Sylvain me raconte avoir accueilli le légendaire sniper Laurent Baffie, en représentation à la Maison de la Culture de Nevers à ce moment là. Il était passé voir ce qu’il appelle « le caniche », une cliente permanentée dans le salon. « Il a trouvé l’endroit sympa, est rentré et s’est assis. Il est juste venu se marrer et est reparti, sans même se faire coiffer. » Si le roi de la punchline est venu certifier la bonne humeur du salon de Sylvain, vous ne pouvez que valider à votre tour.

« Nevers, New York, Tokyo »

En prime, vous pouvez repartir avec des stylos qui changent chaque année de noms. En passant du « coiffeur de stars » pour rendre hommage à ses clients, Sylvain a également inscrit sur ces petits souvenirs « coiffeur paysagiste » basé à « Nevers, New York, Tokyo ». De quoi être drôle, jusqu’au bout du stylo. Et si vous êtes vraiment sympas, le patron vous proposera de profiter de sa pause avec lui et Lydie en terrasse du Continental, le bar d’en face, le temps d’un café ou d’une partie de fléchettes.

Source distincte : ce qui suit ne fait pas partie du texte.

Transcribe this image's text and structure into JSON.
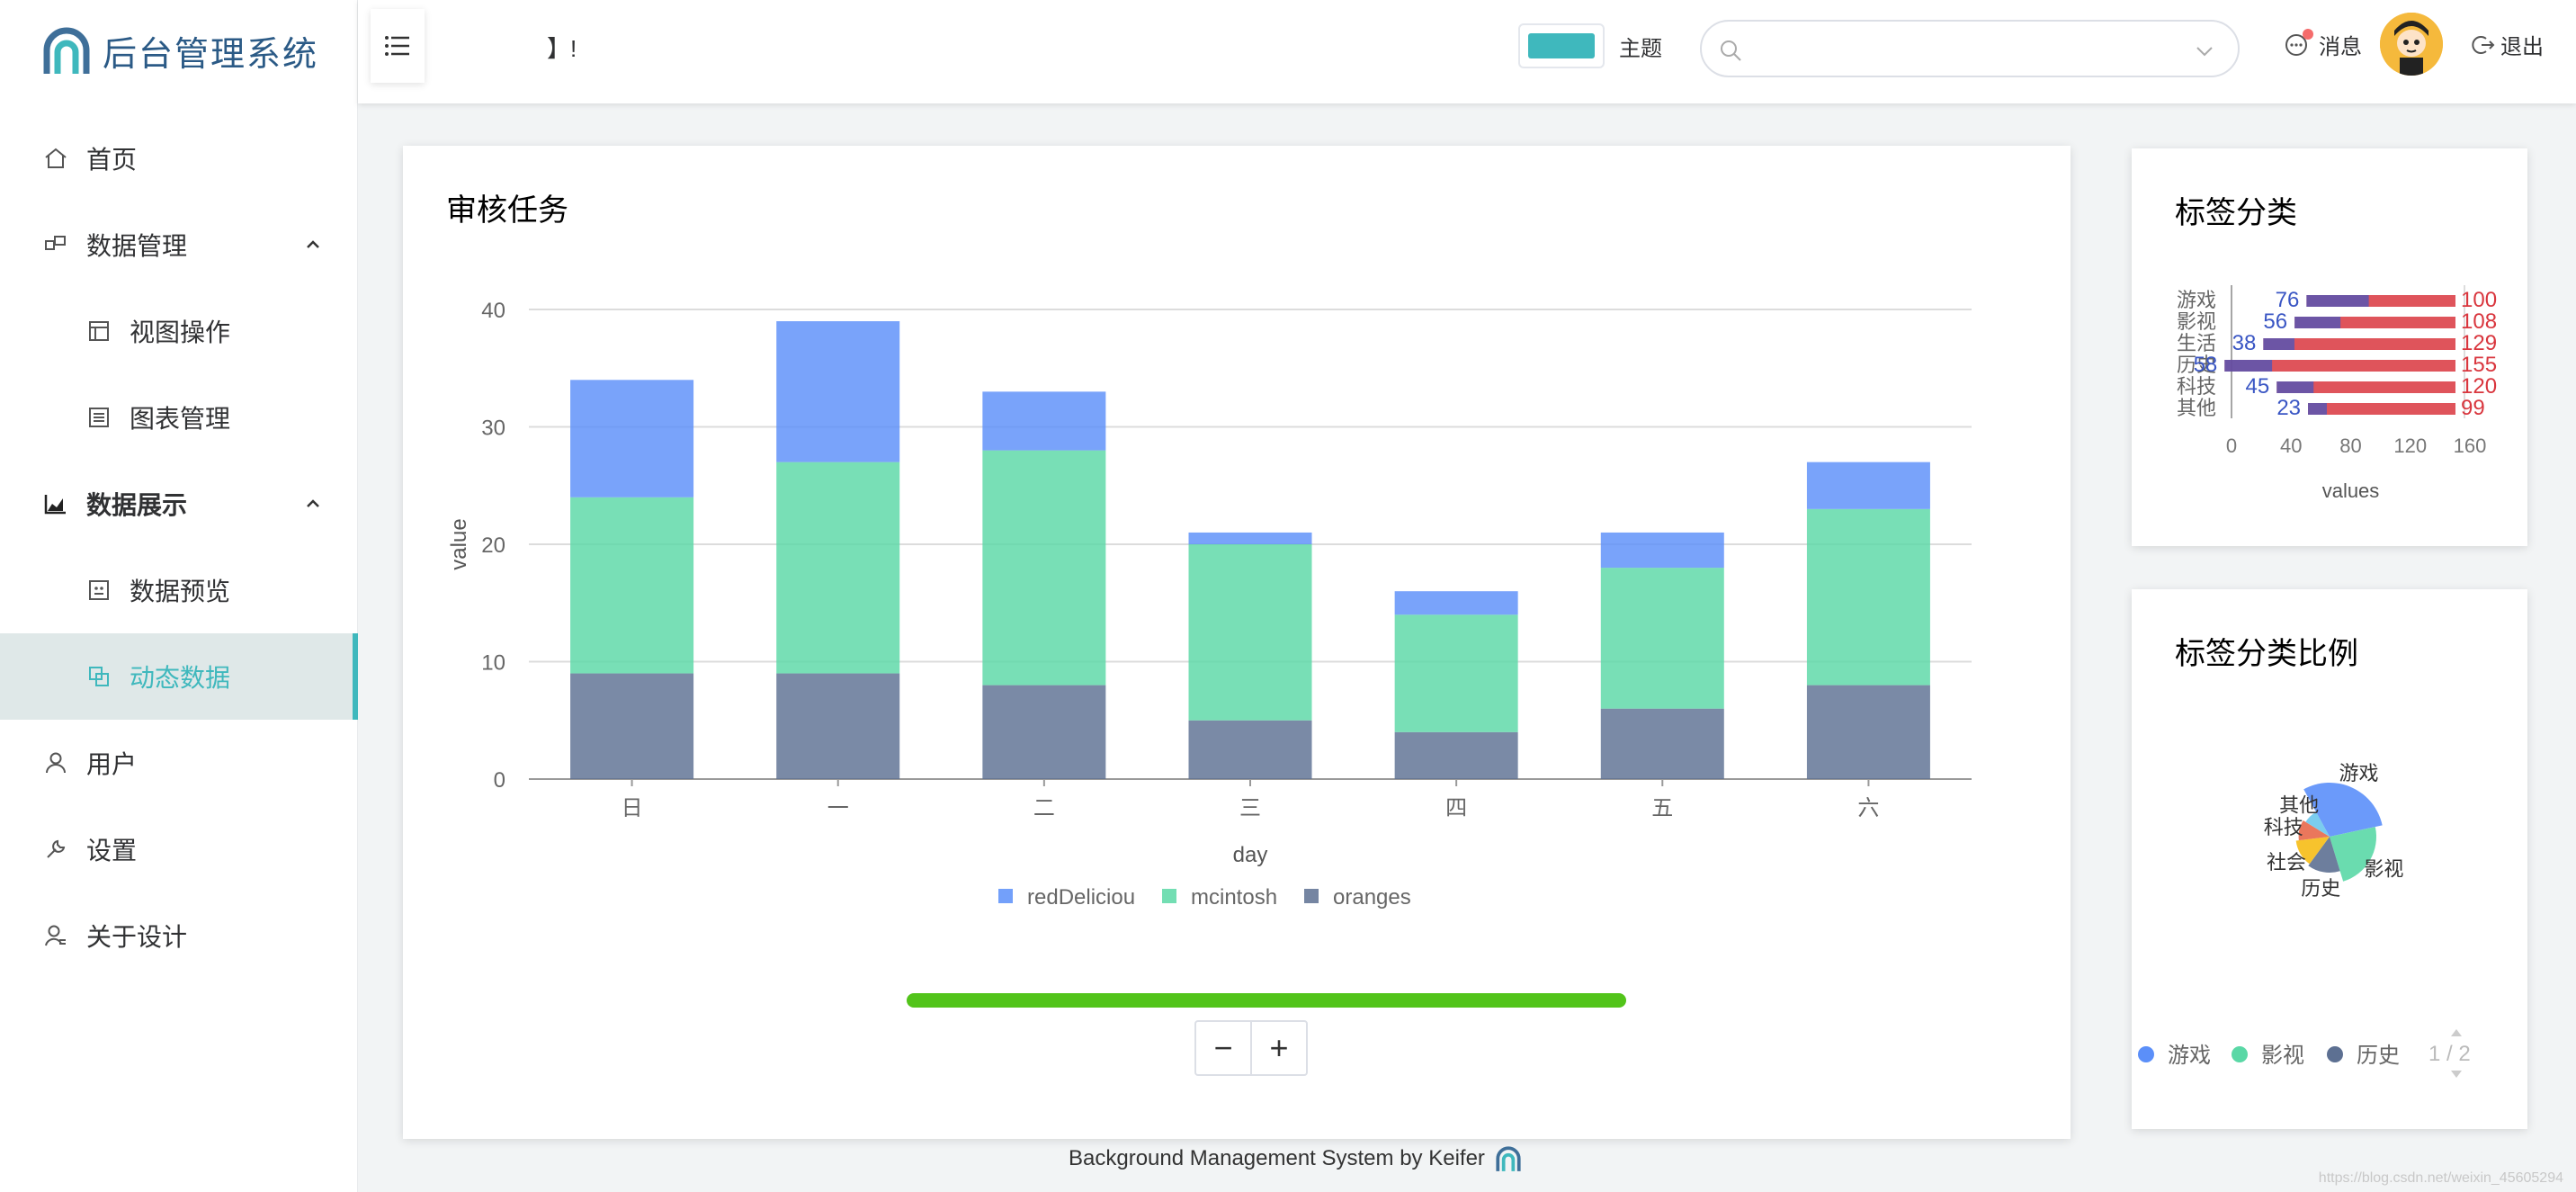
{
  "app": {
    "title": "后台管理系统"
  },
  "sidebar": {
    "items": [
      {
        "label": "首页",
        "icon": "home-icon"
      },
      {
        "label": "数据管理",
        "icon": "data-management-icon",
        "expanded": true
      },
      {
        "label": "视图操作",
        "icon": "view-icon"
      },
      {
        "label": "图表管理",
        "icon": "chart-list-icon"
      },
      {
        "label": "数据展示",
        "icon": "bar-chart-icon",
        "expanded": true
      },
      {
        "label": "数据预览",
        "icon": "preview-icon"
      },
      {
        "label": "动态数据",
        "icon": "dynamic-data-icon",
        "active": true
      },
      {
        "label": "用户",
        "icon": "user-icon"
      },
      {
        "label": "设置",
        "icon": "wrench-icon"
      },
      {
        "label": "关于设计",
        "icon": "about-icon"
      }
    ]
  },
  "header": {
    "welcome": "】!",
    "theme_label": "主题",
    "theme_color": "#3fb8bd",
    "search_placeholder": "",
    "messages_label": "消息",
    "logout_label": "退出"
  },
  "audit_card": {
    "title": "审核任务"
  },
  "tag_card": {
    "title": "标签分类"
  },
  "pie_card": {
    "title": "标签分类比例",
    "pager": "1 / 2"
  },
  "footer": {
    "text": "Background Management System by Keifer"
  },
  "watermark": "https://blog.csdn.net/weixin_45605294",
  "colors": {
    "accent": "#3fb8bd",
    "blue": "#5b8ff9",
    "green": "#5ad8a6",
    "slate": "#5d7092",
    "red": "#d9363e",
    "progress": "#52c41a"
  },
  "chart_data": [
    {
      "type": "bar",
      "stacked": true,
      "categories": [
        "日",
        "一",
        "二",
        "三",
        "四",
        "五",
        "六"
      ],
      "xlabel": "day",
      "ylabel": "value",
      "ylim": [
        0,
        40
      ],
      "yticks": [
        0,
        10,
        20,
        30,
        40
      ],
      "grid": true,
      "legend": "bottom",
      "series": [
        {
          "name": "oranges",
          "values": [
            9,
            9,
            8,
            5,
            4,
            6,
            8
          ],
          "color": "#5d7092"
        },
        {
          "name": "mcintosh",
          "values": [
            15,
            18,
            20,
            15,
            10,
            12,
            15
          ],
          "color": "#5ad8a6"
        },
        {
          "name": "redDeliciou",
          "values": [
            10,
            12,
            5,
            1,
            2,
            3,
            4
          ],
          "color": "#5b8ff9"
        }
      ]
    },
    {
      "type": "bar",
      "orientation": "horizontal",
      "categories": [
        "游戏",
        "影视",
        "生活",
        "历史",
        "科技",
        "其他"
      ],
      "xlabel": "values",
      "xlim": [
        0,
        160
      ],
      "xticks": [
        0,
        40,
        80,
        120,
        160
      ],
      "series": [
        {
          "values": [
            76,
            56,
            38,
            58,
            45,
            23
          ],
          "color": "#3a56c4"
        },
        {
          "values": [
            100,
            108,
            129,
            155,
            120,
            99
          ],
          "color": "#d9363e"
        }
      ]
    },
    {
      "type": "pie",
      "rose": true,
      "categories": [
        "游戏",
        "影视",
        "历史",
        "社会",
        "科技",
        "其他"
      ],
      "values": [
        50,
        40,
        25,
        22,
        18,
        14
      ],
      "colors": [
        "#5b8ff9",
        "#5ad8a6",
        "#5d7092",
        "#f6bd16",
        "#e8684a",
        "#6dc8ec"
      ],
      "legend_visible": [
        "游戏",
        "影视",
        "历史"
      ]
    }
  ]
}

Sylvain n’est pas qu’un fanfaron, c’est aussi un homme reconnaissant qui peut être sérieux quand il s’agit de remercier l’unique et la douce. Celle sans laquelle il n’aurait jamais ouvert son propre salon, celle qui aurait pu soufflé à Jean Claude Duss sa fameuse réplique : « Alors si je peux me permettre de te donner un conseil, c’est: oublie que t’as aucune chance, vas-y, fonce. On ne sait jamais, sur un malentendu ça peut marcher. » Et ça a marché, on la remercie également, car sans elle nous n’aurions jamais pu nous faire shampouiner par le coiffeur le plus drôle de France et de Navarre.